RegeneRx Focuses Immediate Clinical Development on Dry Eye Indication with RGN-259, Provides Update on AMI Phase 2 Study Clinical Hold
ROCKVILLE, Md.--(BUSINESS WIRE)--RegeneRx Biopharmaceuticals, Inc. (OTC Bulletin Board: RGRX) (“the Company” or “RegeneRx”) announced today that it has shifted its near-term clinical development focus to RGN-259, its preservative-free topical eye drop, for the treatment of symptomatic dry eye. This reprioritization of the Company’s product pipeline is primarily due to recently announced data supporting the development of RGN-259 for this indication.
In two studies evaluating RGN-259 to treat symptomatic dry eye induced in mice, RGN-259 resulted in statistically significant improvement of corneal healing compared with negative and positive controls. Previous studies in animal models have also shown the ability of RGN-259 to repair the cornea after chemical damage. Following these animal data, and in conjunction with previously reported human clinical data, RegeneRx is expediting its ophthalmic clinical program and is planning a Phase 2 clinical trial in patients with dry eye that will be designed to measure the safety and efficacy of RGN-259 in this indication. This will be in addition to a physician-sponsored clinical trial in patients with dry eye that is currently being supported by RegeneRx in the form of manufacturing and regulatory and clinical guidance.
The Company’s decision to refocus its development efforts on dry eye also results from uncertainty caused by the previously announced clinical hold of the Company’s Phase 2 clinical trial with its RGN-352 product candidate for patients who have experienced an acute myocardial infarction (AMI), commonly known as heart attack. As previously reported, this trial has been placed on clinical hold by the U.S. Food and Drug Administration (FDA) due to current good manufacturing practice (cGMP) compliance issues at one of the Company’s contract manufacturers. While RegeneRx seeks to resolve the compliance issues with the FDA and its manufacturer, the Company cannot predict how long the trial will be on clinical hold. If the FDA were to require re-manufacture of either RGN-352 or placebo for the trial, it would significantly delay enrollment and would require RegeneRx to bear substantial additional cost associated with the trial.

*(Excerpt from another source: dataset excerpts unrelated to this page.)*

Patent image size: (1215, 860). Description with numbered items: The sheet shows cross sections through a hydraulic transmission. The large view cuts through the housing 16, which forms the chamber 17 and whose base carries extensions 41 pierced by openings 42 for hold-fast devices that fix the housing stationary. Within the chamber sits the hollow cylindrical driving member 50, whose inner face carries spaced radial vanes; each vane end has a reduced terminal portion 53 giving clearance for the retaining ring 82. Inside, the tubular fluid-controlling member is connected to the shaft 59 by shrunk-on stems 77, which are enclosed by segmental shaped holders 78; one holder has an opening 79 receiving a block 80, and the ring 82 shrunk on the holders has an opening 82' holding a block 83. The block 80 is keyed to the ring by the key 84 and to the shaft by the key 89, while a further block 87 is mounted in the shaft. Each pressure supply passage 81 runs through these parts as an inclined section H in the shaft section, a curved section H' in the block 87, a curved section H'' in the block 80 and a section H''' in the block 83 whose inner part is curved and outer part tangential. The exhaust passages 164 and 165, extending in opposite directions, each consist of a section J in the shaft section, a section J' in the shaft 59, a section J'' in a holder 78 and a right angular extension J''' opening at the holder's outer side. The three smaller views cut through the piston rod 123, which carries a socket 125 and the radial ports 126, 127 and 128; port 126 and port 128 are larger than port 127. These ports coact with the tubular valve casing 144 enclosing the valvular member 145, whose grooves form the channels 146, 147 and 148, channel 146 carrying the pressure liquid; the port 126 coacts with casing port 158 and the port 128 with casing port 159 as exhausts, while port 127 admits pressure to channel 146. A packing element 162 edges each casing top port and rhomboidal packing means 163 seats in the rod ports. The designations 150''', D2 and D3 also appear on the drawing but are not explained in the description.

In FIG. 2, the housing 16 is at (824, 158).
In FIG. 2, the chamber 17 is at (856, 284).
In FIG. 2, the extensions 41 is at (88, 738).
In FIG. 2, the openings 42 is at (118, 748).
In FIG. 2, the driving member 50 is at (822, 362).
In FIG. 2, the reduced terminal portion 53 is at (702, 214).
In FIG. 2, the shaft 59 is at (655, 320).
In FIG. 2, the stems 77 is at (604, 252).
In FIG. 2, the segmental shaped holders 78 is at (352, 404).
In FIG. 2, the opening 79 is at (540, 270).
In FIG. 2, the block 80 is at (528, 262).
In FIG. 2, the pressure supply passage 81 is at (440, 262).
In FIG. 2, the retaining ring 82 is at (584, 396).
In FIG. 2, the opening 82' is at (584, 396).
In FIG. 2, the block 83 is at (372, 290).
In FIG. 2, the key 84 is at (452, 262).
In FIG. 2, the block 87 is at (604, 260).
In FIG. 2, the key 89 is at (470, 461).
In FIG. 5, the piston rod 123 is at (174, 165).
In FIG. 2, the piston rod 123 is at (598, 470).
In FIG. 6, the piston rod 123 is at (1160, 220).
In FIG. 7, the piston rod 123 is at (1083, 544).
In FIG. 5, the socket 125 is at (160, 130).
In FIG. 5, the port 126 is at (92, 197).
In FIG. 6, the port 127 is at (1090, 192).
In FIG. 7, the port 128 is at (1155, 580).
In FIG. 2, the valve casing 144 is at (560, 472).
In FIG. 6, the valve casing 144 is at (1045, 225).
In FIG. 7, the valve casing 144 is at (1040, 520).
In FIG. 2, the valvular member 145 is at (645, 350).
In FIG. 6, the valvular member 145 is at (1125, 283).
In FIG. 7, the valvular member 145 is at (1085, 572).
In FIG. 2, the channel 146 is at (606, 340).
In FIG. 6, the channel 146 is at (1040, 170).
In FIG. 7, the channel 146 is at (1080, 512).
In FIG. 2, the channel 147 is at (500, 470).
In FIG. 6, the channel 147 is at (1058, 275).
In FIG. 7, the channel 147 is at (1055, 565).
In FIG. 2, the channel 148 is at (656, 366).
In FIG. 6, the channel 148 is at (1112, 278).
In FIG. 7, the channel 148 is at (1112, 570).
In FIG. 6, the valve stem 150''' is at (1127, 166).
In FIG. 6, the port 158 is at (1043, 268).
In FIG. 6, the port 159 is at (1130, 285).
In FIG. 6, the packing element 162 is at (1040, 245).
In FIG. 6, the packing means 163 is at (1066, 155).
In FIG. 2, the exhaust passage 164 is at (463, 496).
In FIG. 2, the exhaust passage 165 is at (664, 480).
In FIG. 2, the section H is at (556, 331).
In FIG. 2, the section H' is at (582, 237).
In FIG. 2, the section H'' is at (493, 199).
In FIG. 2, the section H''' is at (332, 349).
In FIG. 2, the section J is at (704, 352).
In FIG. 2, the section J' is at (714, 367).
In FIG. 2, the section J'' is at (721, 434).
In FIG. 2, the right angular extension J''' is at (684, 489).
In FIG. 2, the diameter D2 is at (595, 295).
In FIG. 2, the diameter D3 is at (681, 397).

“Because of the new positive data that complement our earlier human and animal ophthalmic data, the relatively short timeframe in which we believe we can generate human dry eye data in a Phase 2 trial, and the significantly reduced cost as compared with the Phase 2 AMI trial, we believe it is in the best interest of the Company and our stockholders to place our highest priority on the clinical development of RGN-259. We are fortunate to have several drug candidates in development and the ability to quickly reprioritize our clinical focus,” stated J.J. Finkelstein, RegeneRx’s president and chief executive officer.